9.1.18

O crepúsculo-alvorada

Death in Vegas, “Hands Around My Throat”, in https://www.youtube.com/watch?v=8UvQvOFRS9o    
Deve ser da lava por todo o lado, ou da tempestade de cinza que embacia os olhos, ou do assoreamento intelectual que não é rasurável. Deve ser da confusão mental, porventura presságio da decadência que se anuncia. Ou, talvez, não será nada disso: e, por dentro de uma cortina densa, os olhos enovelam-se na sua sapiência para tirarem das várias camadas sobrepostas um módico de beleza, talvez o arquétipo da pureza.
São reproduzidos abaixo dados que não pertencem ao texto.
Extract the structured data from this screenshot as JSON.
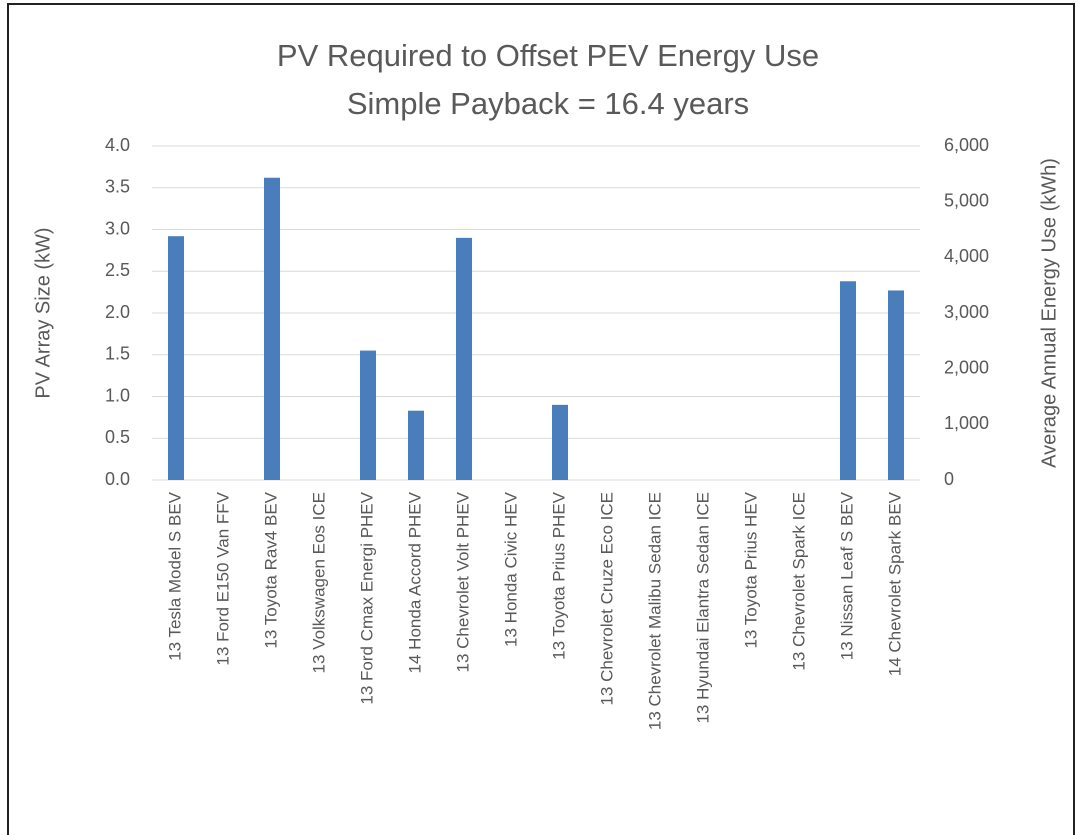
{
  "chart_data": {
    "type": "bar",
    "title": "PV Required to Offset PEV Energy Use",
    "subtitle": "Simple Payback = 16.4 years",
    "y_label": "PV Array Size (kW)",
    "y2_label": "Average Annual Energy Use (kWh)",
    "categories": [
      "13 Tesla Model S BEV",
      "13 Ford E150 Van FFV",
      "13 Toyota Rav4 BEV",
      "13 Volkswagen Eos ICE",
      "13 Ford Cmax Energi PHEV",
      "14 Honda Accord PHEV",
      "13 Chevrolet Volt PHEV",
      "13 Honda Civic HEV",
      "13 Toyota Prius PHEV",
      "13 Chevrolet Cruze Eco ICE",
      "13 Chevrolet Malibu Sedan ICE",
      "13 Hyundai Elantra Sedan ICE",
      "13 Toyota Prius HEV",
      "13 Chevrolet Spark ICE",
      "13 Nissan Leaf S BEV",
      "14 Chevrolet Spark BEV"
    ],
    "values": [
      2.92,
      0,
      3.62,
      0,
      1.55,
      0.83,
      2.9,
      0,
      0.9,
      0,
      0,
      0,
      0,
      0,
      2.38,
      2.27
    ],
    "color": "#4a7ebb",
    "ylim": [
      0,
      4
    ],
    "yticks": [
      {
        "value": 0,
        "label": "0.0"
      },
      {
        "value": 0.5,
        "label": "0.5"
      },
      {
        "value": 1,
        "label": "1.0"
      },
      {
        "value": 1.5,
        "label": "1.5"
      },
      {
        "value": 2,
        "label": "2.0"
      },
      {
        "value": 2.5,
        "label": "2.5"
      },
      {
        "value": 3,
        "label": "3.0"
      },
      {
        "value": 3.5,
        "label": "3.5"
      },
      {
        "value": 4,
        "label": "4.0"
      }
    ],
    "y2lim": [
      0,
      6000
    ],
    "y2ticks": [
      0,
      {
        "value": 1000,
        "label": "1,000"
      },
      {
        "value": 2000,
        "label": "2,000"
      },
      {
        "value": 3000,
        "label": "3,000"
      },
      {
        "value": 4000,
        "label": "4,000"
      },
      {
        "value": 5000,
        "label": "5,000"
      },
      {
        "value": 6000,
        "label": "6,000"
      }
    ],
    "grid": true
  }
}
Não que a beleza, ou a pureza, sejam totalitários nenúfares onde repousa o pensamento. A beleza, ou a pureza, são matéria finamente decantada. Quando as mãos procuram nelas assentar, não notam nada. Dir-se-ia: a beleza, e a pureza (que parece ser seu par lógico), são miragens. Assim seja. As miragens, por serem conceptualizadas, existem. Como é dada existência aos sonhos e sabemos que a matéria onírica é um arrufo (por vezes) ou uma doce ilusão (outras vezes) que serve de batuta ao dia sobrante depois do sono onde tais sonhos se alojaram. Um crepúsculo que se funde na alvorada pode ser do domínio das miragens negadas pelos arautos das coisas apenas tangíveis. Mas esses são personagens dispensáveis. Não sabem (estou certo) o poder da poesia e nunca lhes foi dado a saber que no fio delgado da consistência filosófica tudo é merecedor de interrogação, a tudo se credita a hipótese de ser hipótese. Eles dirão, em forma de categórica sentença: o crepúsculo está nos antípodas da aurora; e se alguém alegar, em seu desfavor, que a luz é timorata no crepúsculo como na alvorada, insurgem-se contra a analogia usando a persuasão das lições da cosmologia: a origem geográfica da luz desmaiada da aurora é a antítese da que medra no crepúsculo.
Sejamos mais ousados: o fio fino entre a alvorada e o crepúsculo é indestrutível. Se tirarmos os relógios da frente dos olhos (os relógios artesanais e os interiores, biológicos relógios), e se negarmos às pessoas-cobaias a identidade com a hora canónica, elas não conseguem distinguir o crepúsculo da alvorada. A luz baça, entaramelada nas pálpebras latentes, a luz que retarda o desligar do torpor, a luz desmaiada, é a mesma no crepúsculo e na alvorada, naquele exato momento em que, se fôssemos usar um instrumento que medisse a intensidade da luz, ele dir-nos-ia que é a mesma. Nem que seja no momento-sortilégio da equidistância da alvorada e do crepúsculo.
Nessa altura, as pessoas dirão que tanto faz o crepúsculo ou a alvorada. Na sua fusão, são inseparáveis.